The euro has given up all of yesterday's gains and briefly (so far) dipped slightly below $1.20 for the first time since April 22. Selling pressure may have intensified as it fell through $1.2035, where a 1.1 bln euro option is set to expire today. The euro has stabilized in late European morning turnover, as the market appears to wait for US leadership. Resistance is seen in the $1.2020-$1.2030 area. The $1.1980 area corresponds to a (38.2%) retracement of last month's rally, and the (50%) retracement and 200-day moving average are in the $1.1925-$1.1945 band. Sterling held support at $1.38 yesterday, the lower end of its recent range. There is an option for nearly GBP900 mln struck there that expires today. An option roughly half the size at $1.39 also rolls off today. It is difficult to get excited about sterling within the $1.38-$1.40 range.
Economists' under-estimation of key US economic reports may have come to a screeching halt yesterday. The manufacturing PMI was revised lower, and the ISM for manufacturing fell, while economists had looked for a small gain. New orders and employment slowed. Construction spending rose by a minor by 0.2% in March, an eighth of the rise the median forecast called for in the Bloomberg survey. Yet, these are noisy reports and do not really shake the confidence that the US economy is accelerating. Perhaps the most important data point yesterday was not about the supply-side but demand. To wit, US April auto sales soared to 18.5 mln vehicles (seasonally adjusted annual rate). It was well above expectations, which anticipated a decline after March's stronger than expected 17.75 mln pace. It was only the 10th time since the end of 1999 that US auto sales surpassed the 18 mln-mark, and it was the highest since July 2005. These are not all household purchases, of course. There are reports that rental fleets have been buyers of new and used cars.
Today's US reports include the US March trade balance, and another record shortfall is expected. It will be the second one in excess of $70 bln. Recall in 2019, the US recorded an average monthly trade deficit of $48.1 bln. March factory and final durable goods orders are also on tap. The release of Q1 GDP last week steals whatever thunder these reports have. That said, GDP revisions often stem from trade and inventories. Canada reports March building permits and merchandise trade figures. Canada's trade balance swung into surplus in January and February by over C$1 bln and might be half as large in March. Canada reported an average monthly deficit of C$1.28 bln in 2019. It more than doubled last year to average C$3.1 bln. The highlight for both countries is the employment report at the end of the week.

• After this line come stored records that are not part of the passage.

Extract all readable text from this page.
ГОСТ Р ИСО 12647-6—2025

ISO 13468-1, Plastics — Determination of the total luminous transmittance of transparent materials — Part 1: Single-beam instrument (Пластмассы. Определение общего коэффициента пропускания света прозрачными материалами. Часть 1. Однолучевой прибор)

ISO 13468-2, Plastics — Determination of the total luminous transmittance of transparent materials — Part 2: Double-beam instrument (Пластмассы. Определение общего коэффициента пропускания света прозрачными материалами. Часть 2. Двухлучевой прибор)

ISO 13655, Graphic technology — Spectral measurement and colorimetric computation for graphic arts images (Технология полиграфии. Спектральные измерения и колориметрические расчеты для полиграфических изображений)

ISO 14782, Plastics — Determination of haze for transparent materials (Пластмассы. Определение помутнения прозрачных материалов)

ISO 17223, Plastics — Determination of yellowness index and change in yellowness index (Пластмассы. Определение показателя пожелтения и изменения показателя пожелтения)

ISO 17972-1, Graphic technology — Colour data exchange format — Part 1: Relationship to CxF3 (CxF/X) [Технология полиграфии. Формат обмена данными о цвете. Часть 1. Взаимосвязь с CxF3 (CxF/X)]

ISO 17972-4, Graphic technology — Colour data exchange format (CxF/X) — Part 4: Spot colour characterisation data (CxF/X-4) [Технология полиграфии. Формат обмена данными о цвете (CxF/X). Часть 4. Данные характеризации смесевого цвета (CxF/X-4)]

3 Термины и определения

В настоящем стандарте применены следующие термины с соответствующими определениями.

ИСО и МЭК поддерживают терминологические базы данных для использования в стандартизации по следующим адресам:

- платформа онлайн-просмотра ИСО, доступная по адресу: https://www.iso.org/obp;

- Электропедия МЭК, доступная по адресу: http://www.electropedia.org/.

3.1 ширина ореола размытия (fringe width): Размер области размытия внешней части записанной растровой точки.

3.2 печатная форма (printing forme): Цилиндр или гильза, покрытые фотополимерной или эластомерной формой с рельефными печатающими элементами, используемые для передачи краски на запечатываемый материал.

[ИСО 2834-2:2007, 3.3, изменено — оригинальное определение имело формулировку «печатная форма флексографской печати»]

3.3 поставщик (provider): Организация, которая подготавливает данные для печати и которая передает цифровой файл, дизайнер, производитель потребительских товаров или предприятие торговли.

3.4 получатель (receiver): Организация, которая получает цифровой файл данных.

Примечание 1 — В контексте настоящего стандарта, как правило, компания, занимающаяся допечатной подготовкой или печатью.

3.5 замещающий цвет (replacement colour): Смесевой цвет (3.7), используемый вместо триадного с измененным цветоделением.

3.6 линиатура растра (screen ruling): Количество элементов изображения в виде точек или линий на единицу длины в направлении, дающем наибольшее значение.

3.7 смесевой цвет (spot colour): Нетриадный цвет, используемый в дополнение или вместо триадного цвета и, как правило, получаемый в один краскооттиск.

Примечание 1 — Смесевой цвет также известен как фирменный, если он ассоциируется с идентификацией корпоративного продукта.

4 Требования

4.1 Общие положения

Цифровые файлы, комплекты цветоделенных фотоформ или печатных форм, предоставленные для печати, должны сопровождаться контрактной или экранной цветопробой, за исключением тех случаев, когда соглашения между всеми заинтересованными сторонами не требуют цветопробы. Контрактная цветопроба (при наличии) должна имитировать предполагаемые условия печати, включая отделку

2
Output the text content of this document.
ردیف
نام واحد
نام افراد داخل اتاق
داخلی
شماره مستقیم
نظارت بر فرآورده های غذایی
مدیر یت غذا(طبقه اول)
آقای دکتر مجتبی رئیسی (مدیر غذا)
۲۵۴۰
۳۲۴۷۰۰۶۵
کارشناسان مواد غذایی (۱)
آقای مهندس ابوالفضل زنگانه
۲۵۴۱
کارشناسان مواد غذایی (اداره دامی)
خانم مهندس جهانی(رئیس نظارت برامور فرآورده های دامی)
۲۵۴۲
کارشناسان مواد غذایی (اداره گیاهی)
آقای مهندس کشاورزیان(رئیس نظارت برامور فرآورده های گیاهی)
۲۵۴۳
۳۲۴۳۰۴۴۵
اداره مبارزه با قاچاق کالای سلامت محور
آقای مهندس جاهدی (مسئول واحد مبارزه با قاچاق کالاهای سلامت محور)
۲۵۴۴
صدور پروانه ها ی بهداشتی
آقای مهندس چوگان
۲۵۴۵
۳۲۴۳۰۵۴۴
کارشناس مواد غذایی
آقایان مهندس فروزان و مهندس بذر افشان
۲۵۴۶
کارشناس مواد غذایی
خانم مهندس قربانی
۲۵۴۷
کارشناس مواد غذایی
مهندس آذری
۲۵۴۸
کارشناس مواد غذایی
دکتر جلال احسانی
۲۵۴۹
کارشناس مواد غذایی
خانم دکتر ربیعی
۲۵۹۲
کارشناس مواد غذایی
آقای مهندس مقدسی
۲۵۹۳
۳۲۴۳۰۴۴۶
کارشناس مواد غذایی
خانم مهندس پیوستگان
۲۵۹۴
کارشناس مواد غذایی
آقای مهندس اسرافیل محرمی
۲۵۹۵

The US dollar continues to carve out a shelf in the CAD1.2265-CAD1.2275 band. It reached a four-day high of a little more than CAD1.2325 today. Initial resistance is seen in the CAD1.2340-CAD1.2360 area. There is a large option (~$975 mln) at CAD1.23 that expires tomorrow. The greenback reversed lower yesterday after peaking near MXN21.3170. It finished close to MXN20.1625 and has come back bid today. It poked through MXN20.30 in Asia before coming back off in European turnover. It held MXN20.22 on the pullback and looks poised to rechallenge yesterday's high in North America today. The data highlight for the week in Mexico is the April CPI figures on Thursday.